Why is a Hash Function Irreversible?

#hash #rust

Introduction

Hash functions are commonly used for verifying data integrity and cryptographic purposes. In this article, I will implement the widely-used SHA-256 hash function and examine why it is irreversible (i.e., why the original value cannot be restored).

The conclusion is that the irreversibility of hash functions is achieved through information loss.

The Rust implementation of SHA-256 for this article is available here:

https://github.com/akira-19/algorithms_rust/tree/main/sha-256

The Flow of SHA-256

The irreversibility of SHA-256 can be understood by analyzing its flow. Let’s hash the string "msg" as an example.

First, convert the string msg into its character codes (hexadecimal representation).
Next, format the message into a 64-byte block. Add 0x80 just after the original message, and append the binary length of the original message to the last 8 bytes of the block. Since msg is 3 bytes, its binary length is 24 bits, represented as 0x18 in hexadecimal. Pad the gap between 0x80 and the message length with zeros.
Split the 64-byte block into 4-byte segments. For example, the first segment 6d 73 67 80 becomes 6d736780 (in decimal: 1836279680).

Calculate the value W, which includes irreversible processing. A part of sample Rust code snippet is as follows.
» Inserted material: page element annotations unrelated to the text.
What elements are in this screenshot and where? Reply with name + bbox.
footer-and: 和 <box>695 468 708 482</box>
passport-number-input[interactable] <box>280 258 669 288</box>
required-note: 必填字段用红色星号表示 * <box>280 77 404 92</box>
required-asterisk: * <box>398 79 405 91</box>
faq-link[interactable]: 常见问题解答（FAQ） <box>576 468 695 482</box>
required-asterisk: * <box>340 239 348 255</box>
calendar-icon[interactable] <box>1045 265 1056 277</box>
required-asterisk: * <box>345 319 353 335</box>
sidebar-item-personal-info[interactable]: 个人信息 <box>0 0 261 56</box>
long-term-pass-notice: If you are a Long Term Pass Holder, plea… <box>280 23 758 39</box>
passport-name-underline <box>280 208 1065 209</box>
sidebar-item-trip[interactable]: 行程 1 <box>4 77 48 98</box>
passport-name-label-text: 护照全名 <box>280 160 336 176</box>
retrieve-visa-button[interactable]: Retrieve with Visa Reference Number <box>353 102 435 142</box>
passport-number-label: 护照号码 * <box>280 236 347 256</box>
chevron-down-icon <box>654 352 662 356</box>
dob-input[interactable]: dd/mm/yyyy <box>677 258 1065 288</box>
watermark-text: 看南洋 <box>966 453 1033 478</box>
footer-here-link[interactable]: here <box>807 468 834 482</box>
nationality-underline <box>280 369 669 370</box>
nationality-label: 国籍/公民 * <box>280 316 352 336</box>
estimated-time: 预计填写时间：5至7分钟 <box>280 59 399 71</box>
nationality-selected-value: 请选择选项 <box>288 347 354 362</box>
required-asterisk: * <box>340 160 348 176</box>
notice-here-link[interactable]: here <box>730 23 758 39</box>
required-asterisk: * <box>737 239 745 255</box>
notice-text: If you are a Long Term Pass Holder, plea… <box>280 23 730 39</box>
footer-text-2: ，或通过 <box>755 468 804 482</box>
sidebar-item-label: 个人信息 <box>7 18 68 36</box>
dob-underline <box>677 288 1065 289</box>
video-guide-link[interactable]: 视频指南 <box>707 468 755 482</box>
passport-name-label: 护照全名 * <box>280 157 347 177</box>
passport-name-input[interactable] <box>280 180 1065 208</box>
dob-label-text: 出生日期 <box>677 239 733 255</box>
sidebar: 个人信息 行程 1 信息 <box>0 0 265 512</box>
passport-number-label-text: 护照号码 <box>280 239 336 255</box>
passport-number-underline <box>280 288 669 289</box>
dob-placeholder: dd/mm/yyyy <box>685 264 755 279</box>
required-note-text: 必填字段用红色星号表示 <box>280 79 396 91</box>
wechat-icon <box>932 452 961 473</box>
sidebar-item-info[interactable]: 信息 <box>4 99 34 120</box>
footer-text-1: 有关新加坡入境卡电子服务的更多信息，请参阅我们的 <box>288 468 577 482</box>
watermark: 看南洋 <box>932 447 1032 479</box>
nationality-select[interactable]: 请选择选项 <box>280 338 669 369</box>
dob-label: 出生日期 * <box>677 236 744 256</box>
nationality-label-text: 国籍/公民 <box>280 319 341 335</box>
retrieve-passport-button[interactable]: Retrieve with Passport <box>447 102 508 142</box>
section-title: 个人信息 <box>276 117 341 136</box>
 fn calc_w(msg: [u32; 16]) -> [u32; 64] {
   let mut w = vec![0; 64];

   for i in 0..16 {
       w[i] = msg[i];
   }

   for i in 16..64 {
       w[i] = lower_sigma_1(w[i - 2])
           .wrapping_add(w[i - 7])
           .wrapping_add(lower_sigma_0(w[i - 15]))
           .wrapping_add(w[i - 16]);
   }

   w
 }

 fn lower_sigma_1(x: u32) -> u32 {
   rotr(x, 17) ^ rotr(x, 19) ^ shr(x, 10)
 }

 fn rotr(x: u32, n: u32) -> u32 {
   (x >> n) | (x << (32 - n))
 }

 fn shr(x: u32, n: u32) -> u32 {
   x >> n
 }

The calc_w function calls the lower_sigma_1 function, which in turn calls rotr. Let’s visualize how this works.

As an example, let x = 31 and n = 3. In binary, 31 is 11111. Since x and n are unsigned 32-bit integers, x is represented as 000...000011111 (27 leading zeros).
The operation x >> n shifts x to the right by n bits, adding 000 to the left and removing the last 111.
Similarly, x << (32 - n) shifts x to the left by 32 - 3 = 29 bits. The first three bits become 111, followed by zeros.
Finally, the bitwise OR of steps 6 and 7 results in a value like 111000...0011.

The information loss occurs in the shr operation. In step 6, the bits shifted out to the right cannot be recovered.

Additionally, in lower_sigma_1, the operation rotr(x, 17) ^ rotr(x, 19) results in information loss. To simplify, this process involves XORing 10000 shifted right by 1 bit with 10000 shifted right by 2 bits, yielding 01000 ^ 00100 = 00000. This result could also originate from an original value of 00000, making the original value unrecoverable.

By repeating such operations, it becomes impossible to restore the original value.